Although plaintiff sought to establish out-of-pocket losses to the total of $7,300, including the expenses for the hernia operation, the thyroidectomy, and lost wages occasioned thereby, it is not unreasonable to assume from the testimony of Dr. Buch that without those items there would be additional losses to the time of trial and in future over and above the $2,494.87 aforementioned because of the injuries and residual results recognized by him. Adding a reasonable estimate

[ 202 Pa. Super. Page 322]

    of these additional amounts to those considered would leave, as we review this case, very little if anything, to cover the item of pain and suffering which all of the doctors recognized as extensions to be covered by this verdict. On this basis we cannot say that the grant of a new trial shows an abuse of discretion on the part of the lower court. See Bedillion v. Frazee, 408 Pa. 281, 183 A.2d 341.

We do not sense that this was a compromise verdict. Probably the jury ignored the claim for the hernia and thyroidectomy and supported the defendant in his contention concerning these. However, we agree with the lower court that its verdict for the other items of damage was inadequate.

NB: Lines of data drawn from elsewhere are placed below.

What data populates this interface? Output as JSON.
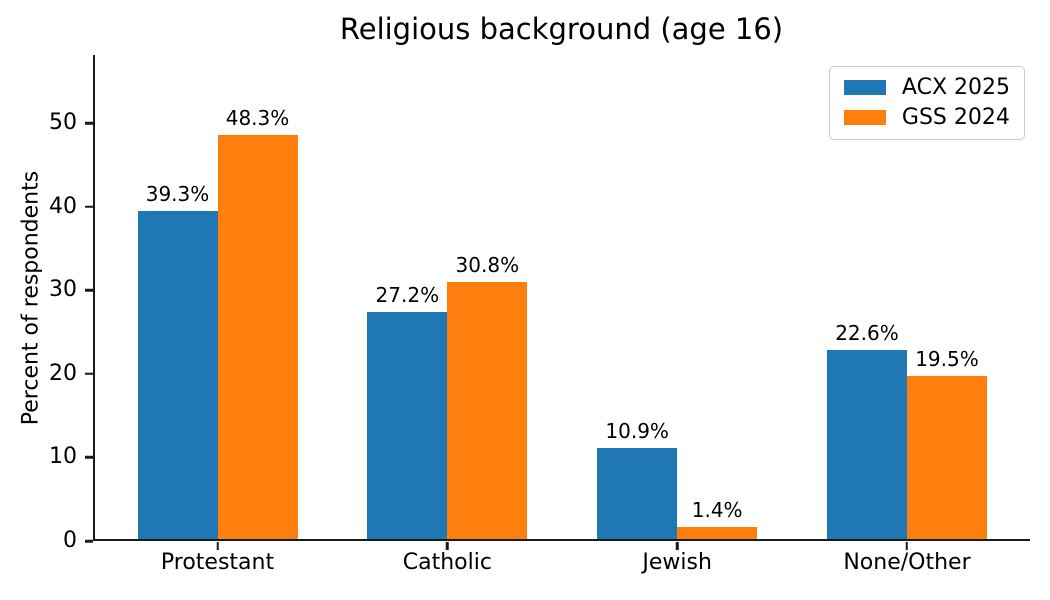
{
  "figure": {
    "title": "Religious background (age 16)",
    "ylabel": "Percent of respondents"
  },
  "chart_data": {
    "type": "bar",
    "title": "Religious background (age 16)",
    "xlabel": "",
    "ylabel": "Percent of respondents",
    "categories": [
      "Protestant",
      "Catholic",
      "Jewish",
      "None/Other"
    ],
    "series": [
      {
        "name": "ACX 2025",
        "color": "#1f77b4",
        "values": [
          39.3,
          27.2,
          10.9,
          22.6
        ],
        "value_labels": [
          "39.3%",
          "27.2%",
          "10.9%",
          "22.6%"
        ]
      },
      {
        "name": "GSS 2024",
        "color": "#ff7f0e",
        "values": [
          48.3,
          30.8,
          1.4,
          19.5
        ],
        "value_labels": [
          "48.3%",
          "30.8%",
          "1.4%",
          "19.5%"
        ]
      }
    ],
    "y_ticks": [
      0,
      10,
      20,
      30,
      40,
      50
    ],
    "ylim": [
      0,
      58.15
    ],
    "grid": false,
    "legend_position": "upper right"
  }
}
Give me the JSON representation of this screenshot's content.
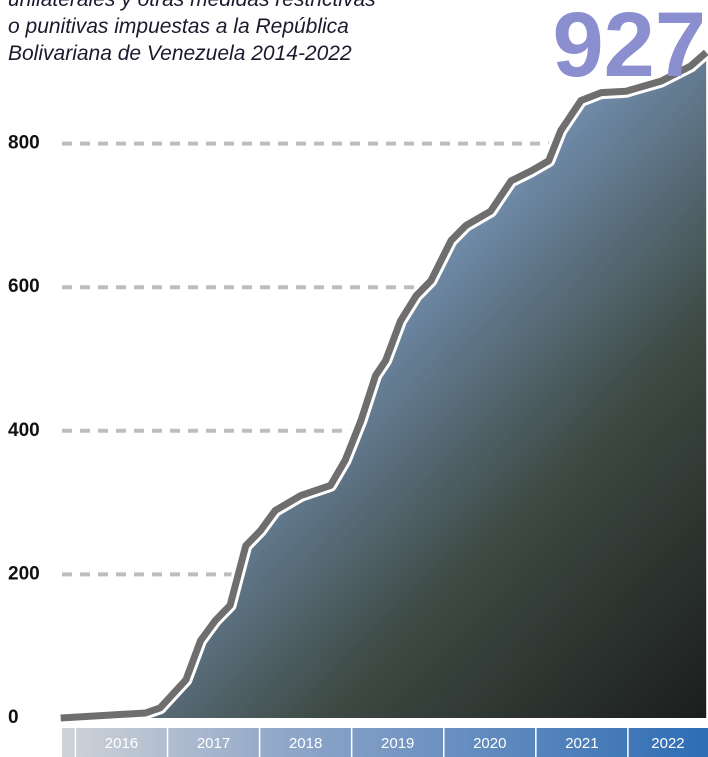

Order granting a new trial affirmed.


I respectfully dissent. The case at bar was vigorously contested, not only as to liability, but also as to the nature and extent of the injury. The substantial jury verdict bears a reasonable resemblance to the damages proved, and was clearly a compromise. It is my view that it should not have been disturbed by the court below. "In these days of intractable back-logs in many trial courts, new trials in negligence cases should not be granted without substantial reason": Gombar v. Schaeffer, 202 Pa. Superior Ct. 282, 195 A.2d 527.

WOODSIDE, J., joins in this dissenting opinion.